Amaç: Bu çalışma, üniversitede öğrenim gören kadın öğrencilerin flört şiddetine maruz kalma durumları ile anksiyete ve umutsuzluk
düzeyleri arasındaki ilişkiyi saptamayı amaçlamaktadır.
Gereç ve Yöntemler: Çalışma tanımlayıcı ve kesitsel tiptedir. Veriler, Aralık 2013 ile Mayıs 2014 tarihleri arasında çalışmaya katılmayı
kabul eden ve romantik bir ilişkisi olan 500 kadın üniversite öğrencisinden öz bildirime dayalı olarak toplanmıştır. Verilerin
toplanmasında öğrencilerin sosyo-demografik özellikleri ile şiddete maruz kalma durumlarını değerlendiren anket formu ile Beck
Anksiyete ve Beck Umutsuzluk Ölçeği kullanılmıştır.

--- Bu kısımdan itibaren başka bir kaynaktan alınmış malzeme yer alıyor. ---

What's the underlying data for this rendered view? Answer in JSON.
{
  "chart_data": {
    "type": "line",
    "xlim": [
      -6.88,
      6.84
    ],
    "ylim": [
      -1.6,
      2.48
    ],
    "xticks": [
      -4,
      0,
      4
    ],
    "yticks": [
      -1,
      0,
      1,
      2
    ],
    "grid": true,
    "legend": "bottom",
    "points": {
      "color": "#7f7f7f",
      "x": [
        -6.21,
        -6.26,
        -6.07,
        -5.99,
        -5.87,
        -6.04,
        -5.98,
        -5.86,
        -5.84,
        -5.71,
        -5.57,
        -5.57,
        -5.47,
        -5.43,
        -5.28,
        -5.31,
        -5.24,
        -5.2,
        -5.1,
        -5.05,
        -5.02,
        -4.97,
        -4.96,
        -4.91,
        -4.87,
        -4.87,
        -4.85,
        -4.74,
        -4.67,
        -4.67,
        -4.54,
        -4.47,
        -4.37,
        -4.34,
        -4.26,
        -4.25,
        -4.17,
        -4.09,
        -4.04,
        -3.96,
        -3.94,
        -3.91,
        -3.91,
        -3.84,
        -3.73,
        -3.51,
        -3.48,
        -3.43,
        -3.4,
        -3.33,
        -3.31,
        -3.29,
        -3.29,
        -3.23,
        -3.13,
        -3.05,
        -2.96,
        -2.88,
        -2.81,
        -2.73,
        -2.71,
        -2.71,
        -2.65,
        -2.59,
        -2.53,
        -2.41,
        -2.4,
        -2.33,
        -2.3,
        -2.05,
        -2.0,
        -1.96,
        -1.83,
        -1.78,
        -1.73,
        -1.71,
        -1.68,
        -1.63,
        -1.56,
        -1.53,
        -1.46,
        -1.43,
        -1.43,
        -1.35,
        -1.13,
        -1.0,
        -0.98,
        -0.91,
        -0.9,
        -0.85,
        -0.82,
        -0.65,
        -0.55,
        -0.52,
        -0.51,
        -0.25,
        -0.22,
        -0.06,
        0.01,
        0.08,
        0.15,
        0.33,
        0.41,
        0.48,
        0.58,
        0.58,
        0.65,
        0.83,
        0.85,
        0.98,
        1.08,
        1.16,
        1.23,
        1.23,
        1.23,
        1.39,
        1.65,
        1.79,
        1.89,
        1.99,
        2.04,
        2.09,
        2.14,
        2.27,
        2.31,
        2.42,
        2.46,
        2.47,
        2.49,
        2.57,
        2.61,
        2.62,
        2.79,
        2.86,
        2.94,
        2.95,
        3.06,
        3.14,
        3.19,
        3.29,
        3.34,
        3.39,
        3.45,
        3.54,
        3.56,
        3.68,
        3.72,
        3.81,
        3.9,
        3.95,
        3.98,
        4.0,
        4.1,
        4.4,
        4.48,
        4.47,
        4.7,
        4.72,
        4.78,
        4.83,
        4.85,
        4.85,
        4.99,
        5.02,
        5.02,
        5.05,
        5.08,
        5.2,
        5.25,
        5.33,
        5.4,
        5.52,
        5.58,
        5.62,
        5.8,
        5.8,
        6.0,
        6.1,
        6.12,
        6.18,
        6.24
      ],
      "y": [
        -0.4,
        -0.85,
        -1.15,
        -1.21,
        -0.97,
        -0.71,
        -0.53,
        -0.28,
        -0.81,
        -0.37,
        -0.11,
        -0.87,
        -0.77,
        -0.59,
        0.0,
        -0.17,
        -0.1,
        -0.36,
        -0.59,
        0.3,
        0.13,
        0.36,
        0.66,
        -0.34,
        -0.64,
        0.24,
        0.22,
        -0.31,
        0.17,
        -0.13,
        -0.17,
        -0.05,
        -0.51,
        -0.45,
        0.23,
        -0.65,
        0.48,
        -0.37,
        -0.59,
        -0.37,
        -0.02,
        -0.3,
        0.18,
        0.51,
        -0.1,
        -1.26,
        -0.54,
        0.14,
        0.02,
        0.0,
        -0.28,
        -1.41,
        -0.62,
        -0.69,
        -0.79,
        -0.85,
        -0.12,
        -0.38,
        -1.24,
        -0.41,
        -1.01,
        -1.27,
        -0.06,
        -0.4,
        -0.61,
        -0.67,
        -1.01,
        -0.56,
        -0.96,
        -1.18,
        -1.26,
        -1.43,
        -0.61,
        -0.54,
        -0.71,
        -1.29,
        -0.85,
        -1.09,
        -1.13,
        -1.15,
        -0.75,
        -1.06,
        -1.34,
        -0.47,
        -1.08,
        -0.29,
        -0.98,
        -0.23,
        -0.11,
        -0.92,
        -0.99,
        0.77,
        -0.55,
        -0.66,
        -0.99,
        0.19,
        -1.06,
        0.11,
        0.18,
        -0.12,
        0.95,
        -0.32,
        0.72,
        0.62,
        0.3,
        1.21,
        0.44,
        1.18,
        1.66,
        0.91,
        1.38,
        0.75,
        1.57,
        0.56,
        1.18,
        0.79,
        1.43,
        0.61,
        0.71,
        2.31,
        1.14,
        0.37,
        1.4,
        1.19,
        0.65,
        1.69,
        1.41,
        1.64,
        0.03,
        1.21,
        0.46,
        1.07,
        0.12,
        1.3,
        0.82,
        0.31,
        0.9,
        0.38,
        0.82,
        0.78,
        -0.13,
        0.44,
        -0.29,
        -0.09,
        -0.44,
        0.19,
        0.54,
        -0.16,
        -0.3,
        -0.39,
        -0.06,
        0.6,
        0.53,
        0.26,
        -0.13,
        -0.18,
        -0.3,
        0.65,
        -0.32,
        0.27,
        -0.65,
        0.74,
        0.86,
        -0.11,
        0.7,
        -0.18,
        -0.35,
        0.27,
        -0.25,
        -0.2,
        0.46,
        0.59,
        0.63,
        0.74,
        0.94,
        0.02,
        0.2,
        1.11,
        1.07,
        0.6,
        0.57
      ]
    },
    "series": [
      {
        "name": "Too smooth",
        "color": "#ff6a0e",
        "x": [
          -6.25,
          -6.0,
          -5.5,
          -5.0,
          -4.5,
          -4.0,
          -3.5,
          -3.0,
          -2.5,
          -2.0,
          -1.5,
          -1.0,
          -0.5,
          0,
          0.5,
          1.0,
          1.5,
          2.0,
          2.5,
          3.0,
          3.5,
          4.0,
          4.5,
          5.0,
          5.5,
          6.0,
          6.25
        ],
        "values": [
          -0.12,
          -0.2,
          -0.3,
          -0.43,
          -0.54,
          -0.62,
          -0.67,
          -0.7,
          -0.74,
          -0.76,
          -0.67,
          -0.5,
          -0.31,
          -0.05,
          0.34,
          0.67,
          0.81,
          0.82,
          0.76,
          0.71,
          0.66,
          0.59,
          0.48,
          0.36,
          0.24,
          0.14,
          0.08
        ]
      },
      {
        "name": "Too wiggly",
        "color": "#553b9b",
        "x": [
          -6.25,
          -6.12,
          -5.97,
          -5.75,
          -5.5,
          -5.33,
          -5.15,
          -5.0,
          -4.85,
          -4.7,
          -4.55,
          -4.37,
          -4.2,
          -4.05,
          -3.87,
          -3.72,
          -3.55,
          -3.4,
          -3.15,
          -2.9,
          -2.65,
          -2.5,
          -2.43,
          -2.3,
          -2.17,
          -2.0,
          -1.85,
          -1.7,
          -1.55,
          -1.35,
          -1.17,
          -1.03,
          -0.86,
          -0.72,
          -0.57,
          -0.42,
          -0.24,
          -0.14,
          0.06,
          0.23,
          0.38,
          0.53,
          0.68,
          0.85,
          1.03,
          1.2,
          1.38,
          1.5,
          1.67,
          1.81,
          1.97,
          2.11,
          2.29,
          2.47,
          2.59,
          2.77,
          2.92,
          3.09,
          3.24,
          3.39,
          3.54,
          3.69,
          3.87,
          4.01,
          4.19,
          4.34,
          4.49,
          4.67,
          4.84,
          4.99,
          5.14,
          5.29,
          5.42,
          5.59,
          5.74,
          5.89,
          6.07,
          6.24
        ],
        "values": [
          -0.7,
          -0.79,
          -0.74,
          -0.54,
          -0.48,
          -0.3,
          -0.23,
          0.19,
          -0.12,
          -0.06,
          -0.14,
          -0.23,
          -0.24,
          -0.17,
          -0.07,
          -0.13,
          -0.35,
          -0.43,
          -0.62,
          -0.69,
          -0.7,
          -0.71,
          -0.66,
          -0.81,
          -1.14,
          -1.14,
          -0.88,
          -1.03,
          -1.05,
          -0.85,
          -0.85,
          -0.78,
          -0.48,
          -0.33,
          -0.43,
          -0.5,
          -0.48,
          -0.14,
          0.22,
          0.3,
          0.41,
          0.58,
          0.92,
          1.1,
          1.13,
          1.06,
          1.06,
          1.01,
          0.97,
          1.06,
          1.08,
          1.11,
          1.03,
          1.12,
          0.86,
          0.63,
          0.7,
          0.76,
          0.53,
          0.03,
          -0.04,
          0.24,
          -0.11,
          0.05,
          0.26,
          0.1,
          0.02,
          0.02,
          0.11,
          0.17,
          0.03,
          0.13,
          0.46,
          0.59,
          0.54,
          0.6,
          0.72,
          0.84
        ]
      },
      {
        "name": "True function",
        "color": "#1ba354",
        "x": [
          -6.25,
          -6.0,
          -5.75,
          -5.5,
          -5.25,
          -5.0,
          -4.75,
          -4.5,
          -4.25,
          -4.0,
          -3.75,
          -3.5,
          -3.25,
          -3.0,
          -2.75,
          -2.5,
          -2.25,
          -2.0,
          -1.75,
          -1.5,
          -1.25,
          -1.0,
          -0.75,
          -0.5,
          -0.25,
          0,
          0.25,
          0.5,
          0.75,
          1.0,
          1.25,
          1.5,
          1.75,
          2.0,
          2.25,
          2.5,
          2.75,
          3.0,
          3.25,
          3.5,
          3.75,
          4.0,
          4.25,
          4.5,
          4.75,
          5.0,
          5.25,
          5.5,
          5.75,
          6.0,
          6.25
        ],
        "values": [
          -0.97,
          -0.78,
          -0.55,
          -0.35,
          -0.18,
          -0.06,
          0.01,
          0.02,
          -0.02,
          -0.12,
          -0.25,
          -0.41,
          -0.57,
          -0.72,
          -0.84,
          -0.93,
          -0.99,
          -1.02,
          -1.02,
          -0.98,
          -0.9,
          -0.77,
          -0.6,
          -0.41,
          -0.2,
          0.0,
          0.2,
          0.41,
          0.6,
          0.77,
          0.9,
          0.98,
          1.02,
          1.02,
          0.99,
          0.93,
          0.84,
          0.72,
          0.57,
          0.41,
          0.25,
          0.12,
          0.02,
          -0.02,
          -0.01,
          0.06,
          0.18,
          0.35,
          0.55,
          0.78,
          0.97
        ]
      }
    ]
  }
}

Verilerin analizinde; sayı, yüzde, ortalama, standart sapma ve Mann-Whitney
U testi kullanılmıştır. Araştırma öncesinde tüm yerel ve etik izinler alınmıştır.
Bulgular: Çalışmaya katılan kadın öğrencilerin yaş ortalaması 21,05±1,81, partnerlerinin yaş ortalaması ise 22,99±2,91’dir.
Partneri tarafından kadın öğrencilerin %88’i duygusal, %22,2’si sözel, %21,4’ü ekonomik, %16,4’ü fiziksel, %7,2’si cinsel şiddete
maruz kalmıştır. Öğrencilerin anksiyete düzeyleri ile duygusal, sözel, cinsel ve ekonomik şiddete maruz kalma durumları arasında
anlamlı bir ilişki varken (p<0,05), umutsuzluk düzeyleri ile sözel, fiziksel, cinsel ve ekonomik şiddete maruz kalma durumları
arasında da anlamlı bir ilişki vardır (p<0,05).
Sonuç: Kadın öğrenciler arasında tüm şiddet çeşitleri görülme oranları yüksektir ve bu durum öğrencilerin anksiyete düzeylerini
yükseltmektedir. Şiddete rağmen, öğrencilerin umutsuzluk düzeyleri ise düşüktür. Bu durum, bekâr gençlerde şiddet olaylarının
umutsuzluk düzeylerini çok fazla etkilemediğini düşündürmektedir.